The St. John Parish Utilities Department said it has followed the Emergency Rule since it was issued on Nov. 6, 2013, and has aggressively chlorinated all water lines and increased testing and sampling of the system as per the new rule. Based on sampling results, it was determined that the west bank water system did not reach 100 percent of the new higher chlorine residual levels for the first month. The parish achieved 80 percent of the new standard on the first attempt in February.

St. John Parish said

it has been working with DHH to obtain approval for enhanced disinfection techniques that will assist in obtaining 100 percent compliance. Approval was obtained on March 24, which is the same day the Emergency Rule compliance report was issued to the public.

“It is important for users in these systems to understand that their water remains safe to drink, even if the system did not comply with the new rule yet,” DHH Secretary Kathy Kliebert said. “The raised chlorination standards are higher than the national standards for drinking water.”

Authorization to conduct enhanced disinfection techniques on the west bank water system was recently granted by DHH to SJBP, however a public service announcement must be issued before initiating the new enhanced disinfection techniques.

A St.

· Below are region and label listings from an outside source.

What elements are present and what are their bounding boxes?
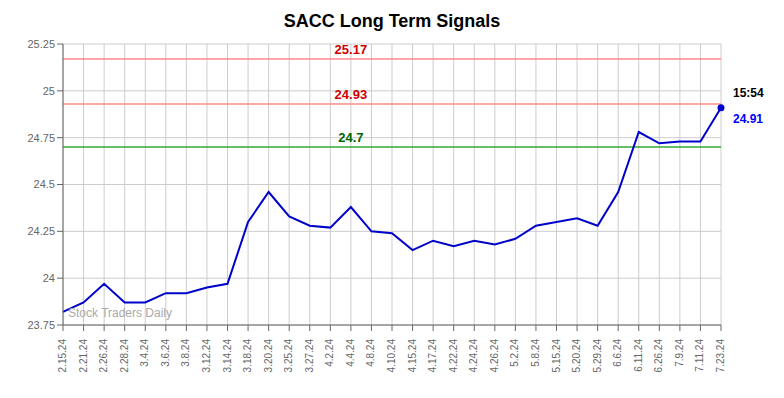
svg-text:4.17.24: 4.17.24 [427,339,438,373]
svg-text:Stock Traders Daily: Stock Traders Daily [68,306,172,320]
svg-text:3.4.24: 3.4.24 [139,339,150,367]
svg-text:5.29.24: 5.29.24 [592,339,603,373]
svg-text:4.4.24: 4.4.24 [345,339,356,367]
svg-text:5.8.24: 5.8.24 [530,339,541,367]
svg-text:4.2.24: 4.2.24 [324,339,335,367]
svg-text:5.15.24: 5.15.24 [551,339,562,373]
svg-text:3.27.24: 3.27.24 [304,339,315,373]
svg-text:4.24.24: 4.24.24 [468,339,479,373]
svg-text:25.25: 25.25 [27,38,55,50]
svg-text:25: 25 [43,85,55,97]
html-text:SACC Long Term Signals: SACC Long Term Signals [283,11,501,31]
svg-text:2.15.24: 2.15.24 [57,339,68,373]
svg-text:3.6.24: 3.6.24 [160,339,171,367]
svg-text:24.75: 24.75 [27,132,55,144]
svg-text:4.10.24: 4.10.24 [386,339,397,373]
svg-text:24.7: 24.7 [338,130,363,145]
svg-text:3.25.24: 3.25.24 [283,339,294,373]
svg-text:7.23.24: 7.23.24 [715,339,726,373]
svg-text:7.11.24: 7.11.24 [694,339,705,372]
svg-text:2.28.24: 2.28.24 [119,339,130,373]
svg-text:4.8.24: 4.8.24 [365,339,376,367]
svg-text:6.11.24: 6.11.24 [633,339,644,372]
svg-text:3.8.24: 3.8.24 [180,339,191,367]
svg-text:3.12.24: 3.12.24 [201,339,212,373]
svg-text:6.6.24: 6.6.24 [612,339,623,367]
svg-text:3.14.24: 3.14.24 [222,339,233,373]
svg-text:5.20.24: 5.20.24 [571,339,582,373]
svg-text:6.26.24: 6.26.24 [653,339,664,373]
svg-text:4.15.24: 4.15.24 [407,339,418,373]
svg-text:15:54: 15:54 [733,86,764,100]
svg-text:24.93: 24.93 [335,87,368,102]
svg-text:24.25: 24.25 [27,225,55,237]
svg-text:7.9.24: 7.9.24 [674,339,685,367]
svg-text:24.5: 24.5 [34,178,55,190]
svg-text:2.26.24: 2.26.24 [98,339,109,373]
svg-text:23.75: 23.75 [27,319,55,331]
svg-text:5.2.24: 5.2.24 [509,339,520,367]
svg-text:3.20.24: 3.20.24 [263,339,274,373]
svg-text:4.22.24: 4.22.24 [448,339,459,373]
svg-text:25.17: 25.17 [335,42,368,57]
svg-text:24: 24 [43,272,55,284]
svg-text:4.26.24: 4.26.24 [489,339,500,373]
svg-text:3.18.24: 3.18.24 [242,339,253,373]
svg-text:2.21.24: 2.21.24 [78,339,89,373]
svg-text:24.91: 24.91 [733,112,763,126]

John Parish press release stated a temporary switch from chloramines to free chlorine is necessary, as free chlorine is proven to be more effective in eliminating non-pathogenic organisms within distribution pipes. (See the public notice on page 7B).

This temporary switch is scheduled for Wednesday, April 2. St. John officials say residents do not need to boil water or take any other actions because of this switch.

According to a release by the parish, chlorine levels will continue to meet EPA standards during the switch. If a resident notices a chlorine taste or smell in their water, officials say they should collect cold tap water after running the water for two minutes and refrigerate cold tap water in an open pitcher. Within a few hours, the chlorine taste and odor should disappear.

“We have worked closely with DHH since implementation of the Emergency Rule and will continue existing procedures to assure the safety of our potable water,” said St. John Parish President Natalie Robottom. She said water continues to comply with all DHH bacterial standards.